Abstract: By using modified carbon-water cycle model EPPML (ecosystem productivity process model for landscape), the carbon absorption and respiration in Qianyanzhou artificial masson pine forest ecosystem in 2003 and 2004 were simulated, and the sensitivity of the model parameters was analyzed. The results showed that EPPML could effectively simulate the carbon cycle process of this ecosystem. The simulated annual values and the seasonal variations of gross primary productivity (GPP), net ecosystem productivity (NEP), and ecosystem respiration (R_e) not only fitted well with the measured data, but also reflected the major impacts of extreme weather on carbon flows. The artificial masson pine forest ecosystem in Qianyanzhou was a strong carbon sink in both 2003 and 2004. Due to the coupling of high temperature and severe drought in the growth season in 2003, the carbon absorption in 2003 was lower than that in 2004. The annual NEP in 2003 and 2004 was 481.8 and 516.6 g C·m^-2·a^-1, respectively.
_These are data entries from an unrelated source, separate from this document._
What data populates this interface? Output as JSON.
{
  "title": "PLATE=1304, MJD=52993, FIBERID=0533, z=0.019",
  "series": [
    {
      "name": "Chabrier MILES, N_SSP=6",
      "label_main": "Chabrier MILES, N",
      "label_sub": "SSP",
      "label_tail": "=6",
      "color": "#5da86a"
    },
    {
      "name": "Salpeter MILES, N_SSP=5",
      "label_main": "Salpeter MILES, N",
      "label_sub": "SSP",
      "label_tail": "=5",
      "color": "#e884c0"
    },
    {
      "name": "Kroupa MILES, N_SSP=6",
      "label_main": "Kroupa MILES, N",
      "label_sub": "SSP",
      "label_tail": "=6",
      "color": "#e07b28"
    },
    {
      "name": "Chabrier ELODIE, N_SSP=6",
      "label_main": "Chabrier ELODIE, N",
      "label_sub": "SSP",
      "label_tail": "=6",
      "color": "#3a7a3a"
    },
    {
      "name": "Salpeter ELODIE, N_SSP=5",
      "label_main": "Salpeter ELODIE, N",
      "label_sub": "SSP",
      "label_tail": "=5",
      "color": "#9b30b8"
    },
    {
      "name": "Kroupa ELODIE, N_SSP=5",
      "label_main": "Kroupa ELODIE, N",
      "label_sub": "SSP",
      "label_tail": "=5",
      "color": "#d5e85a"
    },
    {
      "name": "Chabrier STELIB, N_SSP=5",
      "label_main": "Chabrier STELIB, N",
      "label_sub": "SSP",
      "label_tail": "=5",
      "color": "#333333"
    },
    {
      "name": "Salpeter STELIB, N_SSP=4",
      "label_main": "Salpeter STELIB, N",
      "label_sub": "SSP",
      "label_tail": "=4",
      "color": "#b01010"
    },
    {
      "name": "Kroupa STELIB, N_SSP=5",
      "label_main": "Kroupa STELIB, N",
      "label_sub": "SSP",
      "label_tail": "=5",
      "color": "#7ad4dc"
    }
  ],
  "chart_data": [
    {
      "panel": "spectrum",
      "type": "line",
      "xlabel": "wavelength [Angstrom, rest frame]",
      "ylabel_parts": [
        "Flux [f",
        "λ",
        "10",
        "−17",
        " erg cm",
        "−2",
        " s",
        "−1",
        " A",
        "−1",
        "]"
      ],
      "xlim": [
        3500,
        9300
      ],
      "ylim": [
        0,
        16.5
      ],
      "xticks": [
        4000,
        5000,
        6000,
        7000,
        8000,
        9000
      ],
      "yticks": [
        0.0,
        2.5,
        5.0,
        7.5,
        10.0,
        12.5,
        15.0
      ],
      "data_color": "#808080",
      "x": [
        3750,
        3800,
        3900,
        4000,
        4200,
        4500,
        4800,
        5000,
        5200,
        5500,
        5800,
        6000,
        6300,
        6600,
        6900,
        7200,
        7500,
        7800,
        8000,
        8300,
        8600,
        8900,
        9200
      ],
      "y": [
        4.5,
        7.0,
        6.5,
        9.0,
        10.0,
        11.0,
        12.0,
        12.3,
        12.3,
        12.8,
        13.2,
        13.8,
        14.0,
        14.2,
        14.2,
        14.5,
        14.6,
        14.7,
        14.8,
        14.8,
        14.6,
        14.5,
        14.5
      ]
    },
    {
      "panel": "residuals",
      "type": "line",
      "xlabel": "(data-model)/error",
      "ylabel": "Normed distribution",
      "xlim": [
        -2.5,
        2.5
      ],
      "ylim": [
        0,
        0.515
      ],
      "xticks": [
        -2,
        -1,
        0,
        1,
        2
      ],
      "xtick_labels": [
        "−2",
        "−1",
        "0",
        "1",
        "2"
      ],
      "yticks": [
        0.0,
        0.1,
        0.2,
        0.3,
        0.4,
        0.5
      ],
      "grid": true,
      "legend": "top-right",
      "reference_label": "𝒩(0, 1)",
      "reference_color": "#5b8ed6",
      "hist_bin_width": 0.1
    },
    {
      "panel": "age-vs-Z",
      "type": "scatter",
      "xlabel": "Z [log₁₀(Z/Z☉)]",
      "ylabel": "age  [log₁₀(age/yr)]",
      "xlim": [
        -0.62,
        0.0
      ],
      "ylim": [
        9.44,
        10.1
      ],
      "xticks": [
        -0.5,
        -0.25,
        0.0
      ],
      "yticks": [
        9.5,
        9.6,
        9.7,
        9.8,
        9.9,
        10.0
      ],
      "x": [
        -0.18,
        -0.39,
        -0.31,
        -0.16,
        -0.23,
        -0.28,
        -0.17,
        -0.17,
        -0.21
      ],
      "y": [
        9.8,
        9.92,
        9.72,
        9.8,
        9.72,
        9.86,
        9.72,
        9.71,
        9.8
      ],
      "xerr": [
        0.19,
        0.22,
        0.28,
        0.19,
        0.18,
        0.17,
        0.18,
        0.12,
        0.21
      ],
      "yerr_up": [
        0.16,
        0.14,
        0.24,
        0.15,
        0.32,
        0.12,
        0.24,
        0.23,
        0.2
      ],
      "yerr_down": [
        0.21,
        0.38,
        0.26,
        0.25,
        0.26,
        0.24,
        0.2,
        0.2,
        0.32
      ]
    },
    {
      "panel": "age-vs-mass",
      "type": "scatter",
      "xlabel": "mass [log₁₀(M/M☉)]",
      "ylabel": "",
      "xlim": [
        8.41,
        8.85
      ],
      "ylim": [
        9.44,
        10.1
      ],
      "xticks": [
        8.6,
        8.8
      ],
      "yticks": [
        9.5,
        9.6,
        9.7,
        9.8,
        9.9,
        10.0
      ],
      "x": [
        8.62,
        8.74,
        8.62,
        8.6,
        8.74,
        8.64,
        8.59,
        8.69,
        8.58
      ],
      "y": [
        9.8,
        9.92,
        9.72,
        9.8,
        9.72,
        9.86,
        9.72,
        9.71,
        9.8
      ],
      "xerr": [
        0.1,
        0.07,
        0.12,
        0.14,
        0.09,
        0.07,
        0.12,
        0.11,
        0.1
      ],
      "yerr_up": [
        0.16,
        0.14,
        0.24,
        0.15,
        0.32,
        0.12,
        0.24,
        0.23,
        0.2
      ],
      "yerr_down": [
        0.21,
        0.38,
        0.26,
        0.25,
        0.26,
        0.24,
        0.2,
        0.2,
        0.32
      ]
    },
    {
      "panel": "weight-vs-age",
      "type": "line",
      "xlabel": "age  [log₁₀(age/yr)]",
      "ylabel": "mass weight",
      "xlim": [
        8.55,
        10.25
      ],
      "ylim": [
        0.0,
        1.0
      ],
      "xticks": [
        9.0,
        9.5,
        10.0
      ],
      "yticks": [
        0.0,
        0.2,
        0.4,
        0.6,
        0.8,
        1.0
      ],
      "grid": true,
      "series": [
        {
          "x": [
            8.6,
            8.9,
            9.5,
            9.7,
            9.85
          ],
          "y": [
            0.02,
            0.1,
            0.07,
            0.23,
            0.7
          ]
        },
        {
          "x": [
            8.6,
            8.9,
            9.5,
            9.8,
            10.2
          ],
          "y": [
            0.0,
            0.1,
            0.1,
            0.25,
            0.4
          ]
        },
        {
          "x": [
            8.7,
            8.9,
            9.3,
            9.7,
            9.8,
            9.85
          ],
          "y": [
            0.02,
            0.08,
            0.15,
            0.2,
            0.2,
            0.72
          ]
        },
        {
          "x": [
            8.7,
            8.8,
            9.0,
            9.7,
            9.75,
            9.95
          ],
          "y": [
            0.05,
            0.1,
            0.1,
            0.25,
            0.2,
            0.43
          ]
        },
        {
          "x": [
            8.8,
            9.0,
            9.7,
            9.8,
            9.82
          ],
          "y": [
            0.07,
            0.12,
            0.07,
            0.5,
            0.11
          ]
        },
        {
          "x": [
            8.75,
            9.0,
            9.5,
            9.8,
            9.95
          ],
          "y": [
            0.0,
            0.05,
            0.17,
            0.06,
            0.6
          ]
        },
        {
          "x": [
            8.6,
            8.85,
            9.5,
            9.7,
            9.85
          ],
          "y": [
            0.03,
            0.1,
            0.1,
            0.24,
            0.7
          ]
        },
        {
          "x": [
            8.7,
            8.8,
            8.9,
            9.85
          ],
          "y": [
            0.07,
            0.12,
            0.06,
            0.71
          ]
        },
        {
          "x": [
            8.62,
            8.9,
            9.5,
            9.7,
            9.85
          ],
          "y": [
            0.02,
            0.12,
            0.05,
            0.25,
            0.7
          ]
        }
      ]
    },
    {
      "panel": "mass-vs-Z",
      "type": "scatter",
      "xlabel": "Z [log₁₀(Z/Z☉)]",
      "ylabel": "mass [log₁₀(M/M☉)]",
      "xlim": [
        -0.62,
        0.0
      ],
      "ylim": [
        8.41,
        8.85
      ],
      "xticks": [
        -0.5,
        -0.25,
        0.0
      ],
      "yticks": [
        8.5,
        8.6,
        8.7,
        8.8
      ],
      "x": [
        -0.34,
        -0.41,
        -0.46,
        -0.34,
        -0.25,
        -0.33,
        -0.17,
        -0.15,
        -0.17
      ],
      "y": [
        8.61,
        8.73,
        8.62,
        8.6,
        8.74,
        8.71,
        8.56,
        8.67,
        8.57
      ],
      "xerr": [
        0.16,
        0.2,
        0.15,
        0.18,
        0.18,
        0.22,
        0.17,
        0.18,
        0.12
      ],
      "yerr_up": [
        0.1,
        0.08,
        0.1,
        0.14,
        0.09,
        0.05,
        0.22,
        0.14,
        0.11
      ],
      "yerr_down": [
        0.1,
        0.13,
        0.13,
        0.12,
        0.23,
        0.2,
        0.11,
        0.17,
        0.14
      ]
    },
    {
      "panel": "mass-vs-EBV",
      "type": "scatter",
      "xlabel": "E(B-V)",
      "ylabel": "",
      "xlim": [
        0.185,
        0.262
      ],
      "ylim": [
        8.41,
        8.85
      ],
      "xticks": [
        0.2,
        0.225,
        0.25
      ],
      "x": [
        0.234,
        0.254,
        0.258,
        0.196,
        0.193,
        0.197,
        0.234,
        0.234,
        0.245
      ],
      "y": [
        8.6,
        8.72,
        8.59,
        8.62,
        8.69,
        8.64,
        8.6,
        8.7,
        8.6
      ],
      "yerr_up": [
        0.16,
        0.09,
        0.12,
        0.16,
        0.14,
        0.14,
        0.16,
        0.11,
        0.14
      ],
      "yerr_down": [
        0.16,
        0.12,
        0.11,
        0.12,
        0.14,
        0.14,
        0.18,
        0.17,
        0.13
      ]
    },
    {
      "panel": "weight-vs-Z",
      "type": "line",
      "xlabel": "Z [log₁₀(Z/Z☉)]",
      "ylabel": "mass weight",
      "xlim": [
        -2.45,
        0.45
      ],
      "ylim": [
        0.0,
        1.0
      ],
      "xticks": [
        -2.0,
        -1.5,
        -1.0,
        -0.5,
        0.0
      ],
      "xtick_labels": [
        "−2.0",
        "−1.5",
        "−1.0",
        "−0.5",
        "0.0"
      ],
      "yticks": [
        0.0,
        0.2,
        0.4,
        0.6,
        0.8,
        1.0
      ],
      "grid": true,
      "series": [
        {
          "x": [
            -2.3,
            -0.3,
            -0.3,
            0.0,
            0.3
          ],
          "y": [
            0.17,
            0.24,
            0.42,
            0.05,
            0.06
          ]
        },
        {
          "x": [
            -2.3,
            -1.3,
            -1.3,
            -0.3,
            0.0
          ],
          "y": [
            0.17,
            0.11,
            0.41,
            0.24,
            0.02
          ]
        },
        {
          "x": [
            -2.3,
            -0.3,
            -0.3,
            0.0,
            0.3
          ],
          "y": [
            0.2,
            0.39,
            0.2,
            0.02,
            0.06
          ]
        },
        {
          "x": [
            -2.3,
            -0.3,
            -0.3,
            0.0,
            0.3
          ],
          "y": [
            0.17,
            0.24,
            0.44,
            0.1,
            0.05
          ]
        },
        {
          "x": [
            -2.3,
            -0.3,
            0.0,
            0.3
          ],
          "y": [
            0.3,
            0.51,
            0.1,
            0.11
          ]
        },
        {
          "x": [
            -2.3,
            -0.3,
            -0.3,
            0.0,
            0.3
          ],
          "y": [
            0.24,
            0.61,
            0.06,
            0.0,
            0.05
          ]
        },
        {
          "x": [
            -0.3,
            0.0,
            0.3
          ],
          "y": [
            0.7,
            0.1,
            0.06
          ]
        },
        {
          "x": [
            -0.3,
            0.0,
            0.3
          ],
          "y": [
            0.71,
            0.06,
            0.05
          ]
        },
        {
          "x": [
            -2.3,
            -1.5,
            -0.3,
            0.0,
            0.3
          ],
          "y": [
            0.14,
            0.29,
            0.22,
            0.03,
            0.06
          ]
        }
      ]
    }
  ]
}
The key climatic factors giving important impacts on the seasonal variations of carbon cycle were solar radiation during early growth season, drought during peak growth season, and precipitation during post-peak growth season. Autotrophic respiration (R_a) and net primary productivity (NPP) had the similar seasonal variations. Soil heterotrophic respiration (R_h) was mainly affected by soil temperature at yearly scale, and by soil water content at monthly scale. During wet growth season, the higher the soil water content, the lower the R_h was; during dry growth season, the higher the precipitation during the earlier two months, the higher the R_h was. The maximum RuBP carboxylation rate at 25 ℃ (V_m25), specific leaf area (SLA), maximum leaf nitrogen content (LN_m), average leaf nitrogen content (LN), and conversion coefficient of biomass to carbon (C/B) had the greatest influence on annual NEP. Different carbon cycle process could have different responses to sensitive parameters. For example, the increase of V_m25and LN could effectively promote carbon absorption and respiration, the decrease of LN/LN_m could decrease the carbon absorption and respiration, and, the increase of SLA and C/B could promote carbon absorption but inhibit soil respiration. However, the most sensitive parameters derived from annual carbon fluxes were not completely the same as those derived from growth season or non-growth season carbon fluxes.

Key words: carbon cycle, process-based model, abnormal weather, net ecosystem productivity, soil heterotrophic respiration, green roof, roof runoff, management mechanism, influence factor.